Ch’King! More than 200 Burger King workers are entitled to a whopping $2.2 million in unpaid back wages after winning an appeal to the California Labor Commissioner’s Office, and the Burger King franchise operator would have saved $370,000 had they just not appealed the case.
Folks may remember the notoriously nasty Civic Center Burger King, which closed abruptly in October 2019, and we all figured that was likely because of the place’s myriad health code violations. But there may have been more to the story, as we then learned a couple years later there had been an ongoing wage theft investigation into that particular Burger King franchise operator, for which the California Labor Commissioner’s Office ordered them to pay $1.9 million to underpaid employees in 2020.
That franchise operator, Golden Gate Restaurant Group (owned by Monu Singh and Harkiran Randhawa) appealed the $1.9 million ruling against them. This did not work out, and now the Chronicle reports that the appeal resulted in a $2.2 million wage theft ruling against the Burger King franchise operator, which includes an additional $371,000 tacked on in interest.
The basics of the case are that the Golden Gate Restaurant Group intentionally understaffed its restaurants, forcing managers to keep labor costs within a certain percentage of sales. When they couldn’t, the group allegedly found ways to underpay workers to stay within said percentages.
“The state investigation found records supporting workers’ allegations, including time card reports that showed Golden Gate Restaurant Group had changed when employees clocked in or out after the fact, attributing the changes to factors like ‘system error’ and ‘forgot to clock in,’” the Chronicle reports. “Other forms were ‘falsified’ to show that staff had taken meal breaks when they hadn’t, the Labor Commissioner found.”
As one manager told the Chronicle, “The only way of reaching those goals was by not having people working on the system.”
Employees say the only times when the franchises were properly staffed was when Burger King corporate was coming by for investigations.
For their part, attorneys for the Golden Gate Restaurant Group say the Labor Commissioner’s Office inquiry into the matter was “poorly executed” and contained “glaring errors.” They vow to appeal again.

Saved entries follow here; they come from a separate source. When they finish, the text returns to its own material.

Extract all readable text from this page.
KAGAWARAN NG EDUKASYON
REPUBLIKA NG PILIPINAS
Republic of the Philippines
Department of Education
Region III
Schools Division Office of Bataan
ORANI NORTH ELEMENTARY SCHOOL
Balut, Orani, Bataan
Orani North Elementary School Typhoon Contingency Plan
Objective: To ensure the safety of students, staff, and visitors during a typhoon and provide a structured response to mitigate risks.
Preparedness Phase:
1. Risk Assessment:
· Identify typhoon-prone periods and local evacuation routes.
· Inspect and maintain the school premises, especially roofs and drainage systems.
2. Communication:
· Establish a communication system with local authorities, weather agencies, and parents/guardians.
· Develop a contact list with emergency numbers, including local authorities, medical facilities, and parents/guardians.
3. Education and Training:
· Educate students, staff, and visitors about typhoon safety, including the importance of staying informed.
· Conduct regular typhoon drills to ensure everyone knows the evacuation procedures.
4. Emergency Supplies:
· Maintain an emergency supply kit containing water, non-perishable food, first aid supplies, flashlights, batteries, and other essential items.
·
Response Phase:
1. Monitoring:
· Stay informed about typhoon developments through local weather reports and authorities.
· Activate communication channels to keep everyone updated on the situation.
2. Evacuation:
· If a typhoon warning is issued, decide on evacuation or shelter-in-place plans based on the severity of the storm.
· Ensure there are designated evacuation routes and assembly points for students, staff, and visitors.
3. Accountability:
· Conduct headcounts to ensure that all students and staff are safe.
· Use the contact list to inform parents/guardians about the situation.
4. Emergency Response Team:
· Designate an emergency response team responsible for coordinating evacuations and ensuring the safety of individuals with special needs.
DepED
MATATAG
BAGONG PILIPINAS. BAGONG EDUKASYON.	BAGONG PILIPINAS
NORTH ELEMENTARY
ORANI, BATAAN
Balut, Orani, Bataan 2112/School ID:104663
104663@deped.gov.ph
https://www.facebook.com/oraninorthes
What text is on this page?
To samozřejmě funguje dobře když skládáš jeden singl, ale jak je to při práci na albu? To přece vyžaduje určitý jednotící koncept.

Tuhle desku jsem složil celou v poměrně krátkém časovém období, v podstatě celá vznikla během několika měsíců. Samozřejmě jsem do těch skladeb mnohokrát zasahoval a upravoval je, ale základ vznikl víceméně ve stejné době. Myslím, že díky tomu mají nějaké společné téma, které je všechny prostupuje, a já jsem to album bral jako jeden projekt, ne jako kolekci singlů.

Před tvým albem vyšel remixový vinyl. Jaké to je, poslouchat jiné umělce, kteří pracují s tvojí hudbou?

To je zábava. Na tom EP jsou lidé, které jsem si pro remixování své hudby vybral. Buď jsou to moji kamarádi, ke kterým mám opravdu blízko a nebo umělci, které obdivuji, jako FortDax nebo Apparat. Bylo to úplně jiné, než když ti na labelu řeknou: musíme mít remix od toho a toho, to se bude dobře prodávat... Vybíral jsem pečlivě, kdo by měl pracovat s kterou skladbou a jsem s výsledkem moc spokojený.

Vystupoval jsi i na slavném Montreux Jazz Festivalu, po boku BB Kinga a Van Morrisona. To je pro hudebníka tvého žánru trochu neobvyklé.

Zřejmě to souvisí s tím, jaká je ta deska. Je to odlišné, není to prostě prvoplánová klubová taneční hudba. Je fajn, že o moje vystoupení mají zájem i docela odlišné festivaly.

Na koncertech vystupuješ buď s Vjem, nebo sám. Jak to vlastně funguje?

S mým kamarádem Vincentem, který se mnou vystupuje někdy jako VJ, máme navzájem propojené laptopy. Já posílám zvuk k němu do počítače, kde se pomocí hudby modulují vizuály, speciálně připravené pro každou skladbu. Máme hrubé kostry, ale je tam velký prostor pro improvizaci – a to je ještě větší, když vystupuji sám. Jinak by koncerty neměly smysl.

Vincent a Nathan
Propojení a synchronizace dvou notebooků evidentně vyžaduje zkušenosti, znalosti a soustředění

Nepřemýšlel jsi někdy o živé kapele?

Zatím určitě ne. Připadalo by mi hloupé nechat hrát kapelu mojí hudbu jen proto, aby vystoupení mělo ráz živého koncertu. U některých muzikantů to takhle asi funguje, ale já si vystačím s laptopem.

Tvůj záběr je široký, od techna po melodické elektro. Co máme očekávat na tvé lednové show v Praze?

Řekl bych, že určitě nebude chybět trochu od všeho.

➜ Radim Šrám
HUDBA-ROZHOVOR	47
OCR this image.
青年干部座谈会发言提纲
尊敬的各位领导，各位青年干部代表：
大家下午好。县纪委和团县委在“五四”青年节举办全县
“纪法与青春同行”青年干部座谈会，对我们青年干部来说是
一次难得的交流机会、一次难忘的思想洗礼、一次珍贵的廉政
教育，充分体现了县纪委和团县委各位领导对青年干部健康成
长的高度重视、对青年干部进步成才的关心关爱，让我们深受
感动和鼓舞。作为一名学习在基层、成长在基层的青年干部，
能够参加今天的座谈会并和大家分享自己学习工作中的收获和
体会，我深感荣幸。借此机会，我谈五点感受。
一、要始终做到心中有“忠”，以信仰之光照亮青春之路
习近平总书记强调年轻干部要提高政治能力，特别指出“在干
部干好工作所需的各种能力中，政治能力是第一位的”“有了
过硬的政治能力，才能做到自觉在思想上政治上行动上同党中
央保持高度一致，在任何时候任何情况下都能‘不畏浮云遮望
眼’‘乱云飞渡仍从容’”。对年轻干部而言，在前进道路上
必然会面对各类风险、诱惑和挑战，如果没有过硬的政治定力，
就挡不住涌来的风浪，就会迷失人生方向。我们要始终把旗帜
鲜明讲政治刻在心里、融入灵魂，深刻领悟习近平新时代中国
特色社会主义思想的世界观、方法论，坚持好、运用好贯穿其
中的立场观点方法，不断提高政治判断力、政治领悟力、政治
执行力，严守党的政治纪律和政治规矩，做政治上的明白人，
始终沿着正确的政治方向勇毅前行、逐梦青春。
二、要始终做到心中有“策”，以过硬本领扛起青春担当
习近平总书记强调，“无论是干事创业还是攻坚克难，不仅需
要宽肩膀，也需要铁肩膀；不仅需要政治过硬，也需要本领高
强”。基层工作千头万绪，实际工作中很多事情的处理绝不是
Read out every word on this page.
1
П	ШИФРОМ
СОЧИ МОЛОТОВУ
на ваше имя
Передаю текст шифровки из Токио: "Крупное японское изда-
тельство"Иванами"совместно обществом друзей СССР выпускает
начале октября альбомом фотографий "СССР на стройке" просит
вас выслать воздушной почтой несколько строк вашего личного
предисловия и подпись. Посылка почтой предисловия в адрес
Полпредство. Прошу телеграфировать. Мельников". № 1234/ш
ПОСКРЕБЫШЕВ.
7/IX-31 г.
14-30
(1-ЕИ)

“They were not intentionally understaffed,” one restaurant group attorney told the Chronicle. “At no point during meetings were any managers told … to cut hours or staff such that employees couldn’t take meal breaks, rest breaks, to have employees work overtime or off the clock.”
Yes, the group can appeal yet again, but they will first have to pay $822,524 bond to cover some of the damages.
The Golden Gate Restaurant Group no longer operates any Burger King franchises in San Francisco, but at its peak, it ran that Civic Center Burger King, as well as locations at 1701 Fillmore Street, 1298 Howard Street, 4780 Mission Street, 1690 Valencia Street, and 819 Van Ness Avenue.